間もなく4月が終わる。振り返ると1、2月は過去に例がないほど慌しかった。函館開催の代替として1月に中京開催が組み込まれたことがその原因のひとつだが、JRAも乱暴な決断をしたものである。ただでさえ筋肉が硬くなりがちな冬場は調整が難しく、馬場の凍結や降雪による調教時間の変更などでルーティンワークをこなせない馬が増える。細やかな調整ができないぶん夏場より故障馬が増えるのは当然の結果でもある。更に大雪に見舞われて月曜開催にでもなれば、ファンはもちろんのこと馬や関係者にも多大な負担をかけることになる。今年の1月は天気予報や高速道路情報と睨めっこしながら無事に開催されるかどうか気遣ったが、関西圏は過去に記憶にないほど降雪が少なく、午後乗りや土日の開催中止が一度もなかった。極めてスムーズに日程が消化できたのは喜ばしいことだが、あくまで結果オーライだったもの。不確定要素の多さに悩まされるのは馬券の推理だけで十分であり、どんな事情があるにしても今後この時期の中京開催は避けて欲しい。
最近になって確実に増えていると実感するのが馬券の買い間違い。JRAは例年より早く“プチ薄暮開催”に突入したが、これに伴ってレース番組の入れ替えと発走時間の一部変更を実施している。更にややこしいのは東西によって番組が違うことで、これが一層の混乱を招いている。競馬ブック編集部には毎週途切れることなく「西のメインをパソコンで買って当たったと喜んだら11レースの平場になっていた。この番組編成、なんとかならんかね」「スケジュール調整してギリギリ間に合って場外で馬券を買ったらレース間違い。判っているつもりでも慌てるとついつい失敗してしまう」といった苦情が届けられている。そのほとんどが年配の方なのは11レースがメインと体に染みついているからなのだろうが、話をうかがうと気の毒になってくる。

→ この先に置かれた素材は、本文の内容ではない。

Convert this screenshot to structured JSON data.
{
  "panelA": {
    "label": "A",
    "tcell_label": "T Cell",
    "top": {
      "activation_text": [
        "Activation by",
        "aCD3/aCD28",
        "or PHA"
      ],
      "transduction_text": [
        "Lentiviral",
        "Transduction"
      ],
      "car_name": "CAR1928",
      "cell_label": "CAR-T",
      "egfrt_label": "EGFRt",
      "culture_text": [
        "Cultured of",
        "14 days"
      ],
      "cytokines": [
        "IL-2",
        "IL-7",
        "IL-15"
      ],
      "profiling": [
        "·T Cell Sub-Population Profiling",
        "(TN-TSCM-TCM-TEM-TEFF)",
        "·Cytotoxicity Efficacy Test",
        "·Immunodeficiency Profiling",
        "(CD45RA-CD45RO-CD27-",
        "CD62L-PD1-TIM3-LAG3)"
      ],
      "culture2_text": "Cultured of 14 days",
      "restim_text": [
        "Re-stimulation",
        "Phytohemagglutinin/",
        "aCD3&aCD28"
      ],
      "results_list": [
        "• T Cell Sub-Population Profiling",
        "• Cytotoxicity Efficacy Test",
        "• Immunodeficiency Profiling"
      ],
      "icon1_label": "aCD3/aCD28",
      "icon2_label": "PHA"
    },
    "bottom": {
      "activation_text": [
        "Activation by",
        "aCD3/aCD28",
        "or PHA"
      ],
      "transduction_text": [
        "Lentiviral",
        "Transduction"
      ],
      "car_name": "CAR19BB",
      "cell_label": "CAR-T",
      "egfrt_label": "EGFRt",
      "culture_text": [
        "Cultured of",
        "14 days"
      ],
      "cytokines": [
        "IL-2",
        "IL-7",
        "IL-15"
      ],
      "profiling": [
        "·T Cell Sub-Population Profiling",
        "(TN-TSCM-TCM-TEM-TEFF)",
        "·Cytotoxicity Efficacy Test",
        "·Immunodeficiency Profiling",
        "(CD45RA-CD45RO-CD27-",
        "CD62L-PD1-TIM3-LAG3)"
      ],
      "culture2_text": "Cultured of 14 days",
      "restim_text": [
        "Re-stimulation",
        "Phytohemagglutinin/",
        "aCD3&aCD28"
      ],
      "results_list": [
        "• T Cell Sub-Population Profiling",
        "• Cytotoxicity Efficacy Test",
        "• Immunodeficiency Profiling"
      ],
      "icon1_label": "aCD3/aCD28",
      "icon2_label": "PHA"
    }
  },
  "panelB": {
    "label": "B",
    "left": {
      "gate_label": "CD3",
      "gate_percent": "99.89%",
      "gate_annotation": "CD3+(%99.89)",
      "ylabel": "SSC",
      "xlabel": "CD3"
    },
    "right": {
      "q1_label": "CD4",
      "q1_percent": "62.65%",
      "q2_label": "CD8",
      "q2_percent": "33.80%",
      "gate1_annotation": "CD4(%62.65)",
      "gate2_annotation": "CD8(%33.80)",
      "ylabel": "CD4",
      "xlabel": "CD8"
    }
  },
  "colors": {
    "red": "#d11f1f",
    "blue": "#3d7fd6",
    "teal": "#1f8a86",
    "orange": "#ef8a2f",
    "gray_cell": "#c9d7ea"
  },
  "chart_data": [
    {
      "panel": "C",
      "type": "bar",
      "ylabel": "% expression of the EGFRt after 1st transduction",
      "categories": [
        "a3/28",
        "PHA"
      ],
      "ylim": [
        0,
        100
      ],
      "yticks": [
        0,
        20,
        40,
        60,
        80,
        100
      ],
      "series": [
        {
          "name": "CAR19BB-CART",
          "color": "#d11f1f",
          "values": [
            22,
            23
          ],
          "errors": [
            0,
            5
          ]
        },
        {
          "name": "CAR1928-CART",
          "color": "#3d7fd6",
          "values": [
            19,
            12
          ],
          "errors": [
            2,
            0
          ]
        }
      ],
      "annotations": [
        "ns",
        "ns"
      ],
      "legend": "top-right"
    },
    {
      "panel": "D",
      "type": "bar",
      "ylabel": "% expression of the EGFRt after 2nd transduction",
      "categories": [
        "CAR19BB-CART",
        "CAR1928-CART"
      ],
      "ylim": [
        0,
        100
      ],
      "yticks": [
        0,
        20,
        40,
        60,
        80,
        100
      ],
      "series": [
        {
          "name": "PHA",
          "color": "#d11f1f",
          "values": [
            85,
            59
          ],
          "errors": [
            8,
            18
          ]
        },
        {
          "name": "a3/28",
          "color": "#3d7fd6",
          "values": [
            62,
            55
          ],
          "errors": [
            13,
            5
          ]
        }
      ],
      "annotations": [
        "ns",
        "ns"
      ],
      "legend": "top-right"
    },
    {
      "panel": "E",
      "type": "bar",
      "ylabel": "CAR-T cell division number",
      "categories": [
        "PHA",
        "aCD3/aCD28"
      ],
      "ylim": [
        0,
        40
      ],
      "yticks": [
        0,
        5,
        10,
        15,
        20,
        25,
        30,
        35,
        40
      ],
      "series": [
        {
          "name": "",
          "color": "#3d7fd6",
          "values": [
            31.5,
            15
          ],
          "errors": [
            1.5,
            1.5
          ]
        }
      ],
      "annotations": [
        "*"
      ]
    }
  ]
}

フランスあたりでもそれなりの成果を挙げていると聞く薄暮の導入は競馬人気の停滞を打破するための施策のひとつとして有効なのだろうが、それに伴う関西地区のレース入れ替えについては正直なところ感心しない。メインレースのあとに条件戦をはさんで、その後に最終レースを行う新たな番組には首を傾げざるを得ないのだ。他のスポーツや一般のイベントでも判るように本来は最もクオリティの高いものをメインとして最後に持ってくるのが興行の基本であり、競技の素晴らしさを目の当たりにしてその余韻を楽しめたファンこそがリピーターとして定着していくのがあるべき姿。桜花賞のブエナビスタの衝撃的な強さを目撃した後にふたレースを消化することに意味があるのかどうか。未曾有とも百年に一度ともいわれる世界同時不況が続くいまの時代に売り上げ減を最小限に食い止めるのは至難だとは思うが、だからといって既存のファンの懐ばかりを狙うのではなく、なによりも大事な新たなファンの獲得に向けてより幅広い広報活動に努めるべきではないか。